Pero su sed de conocimiento era insaciable, y lo llevó a traspasar límites que otros no se atrevían a acercar.
Desafortunadamente, uno de sus experimentos llevó a un incidente catastrófico que borró todo su territorio, junto con él.
Draven había buscado incansablemente a su hijo, pero sus esfuerzos no dieron resultados. Con el tiempo, todos llegaron a suponer lo peor.
—¿General Demonio de tres estrellas? ¿Eso es siquiera un rango alto? —preguntó Reign, aceptando el medallón con una mirada curiosa.
Lyra y los otros demonios presentes lucharon contra el impulso de golpearlo por tratar un rango tan alto con tal falta de respeto.
—Es lo más alto que puedo ofrecer para alguien de tu calibre —respondió Draven—. No te preocupes. Una vez que obtengas más reconocimientos, podrás ascender fácilmente a cinco estrellas… Y con el problema actual con los diablos, tendrás muchas oportunidades para probarte a ti mismo.
—¿Diablos? —Las orejas de Reign se aguzaron—. ¿Estás diciendo que Lilith no es la única a la que necesitamos cazar?
Draven se reclinó en su silla.
—Ella es la más peligrosa en este momento, pero estoy más preocupado por lo que sucede después de que abra las puertas del infierno. Seres que podrían ser incluso más fuertes que yo inundarán estos mundos en manadas.
—¿Estás seguro de que va a abrir el infierno? —preguntó él.
—Sí, y una vez que lo logre, tanto demonios como humanos estarán en riesgo de extinción. No importa cuán similares puedan parecer los demonios y los diablos, seguimos siendo especies fundamentalmente diferentes.
Reign entendió de dónde venía el Dios Demonio. Esta noticia complicaba aún más las cosas para él, especialmente porque Lilith había tomado a Celine y Cyril como rehenes.

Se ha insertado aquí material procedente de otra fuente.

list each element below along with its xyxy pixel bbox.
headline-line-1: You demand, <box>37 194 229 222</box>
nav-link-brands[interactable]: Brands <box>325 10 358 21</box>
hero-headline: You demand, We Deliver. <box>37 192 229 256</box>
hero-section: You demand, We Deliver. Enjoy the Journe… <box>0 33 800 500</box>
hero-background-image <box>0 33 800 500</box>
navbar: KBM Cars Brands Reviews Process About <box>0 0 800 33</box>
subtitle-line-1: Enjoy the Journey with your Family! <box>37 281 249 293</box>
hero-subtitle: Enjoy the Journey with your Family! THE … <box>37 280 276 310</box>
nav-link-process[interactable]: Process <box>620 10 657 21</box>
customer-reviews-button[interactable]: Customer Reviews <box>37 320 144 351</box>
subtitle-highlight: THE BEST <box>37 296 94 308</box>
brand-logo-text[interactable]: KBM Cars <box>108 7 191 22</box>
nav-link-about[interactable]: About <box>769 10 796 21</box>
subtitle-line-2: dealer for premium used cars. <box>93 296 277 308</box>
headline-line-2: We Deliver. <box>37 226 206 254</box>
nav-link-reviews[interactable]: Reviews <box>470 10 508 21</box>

—¿Tienes alguna manera de rastrearla? —preguntó.
Esta era una de las principales razones por las que había arriesgado venir a este lugar para unirse a la alianza. Necesitaba localizar a Lilith lo antes posible.
Draven meditó por un momento. La capacidad de rastrear al diablo era información ultraconfidencial, pero sentía simpatía por Reign. Le recordaba demasiado a su hijo.
—Todos pueden irse ahora. El General Reign y yo necesitamos discutir asuntos importantes —ordenó, su tono no dejaba lugar a discusión.
Esto dejó un sabor amargo en las bocas de los otros Reyes Demonios. El conocimiento de que Reign tendría acceso a información reservada solo para los Dioses Demonios los hacía sentir pequeños e insignificantes.
Sentían como si todos sus esfuerzos y lealtad no valieran nada.
Aunque su ego estaba herido, tenían que admitir que Reign era mucho más fuerte y poseía más potencial que cualquiera de ellos.
Era natural que recibiera más beneficios y atención.
Cuando se fueron, la puerta se cerró, y Draven hizo un gesto para que Reign tomara asiento en una de las sillas.
Reign se detuvo, notando que cada silla llevaba su propia insignia.
—¿Estás seguro? Pensé que estas sillas estaban reservadas para los miembros del consejo —preguntó.
—No te preocupes por eso. Con tu potencial, solo será cuestión de tiempo antes de que asegures una posición para ti mismo.
«Oh, este viejo no está tan mal… realmente reconoce lo grandioso que soy».
Con la seguridad del Dios Demonio, tomó asiento para continuar su conversación.
—Entonces, ¿cómo planeas exactamente rastrearla?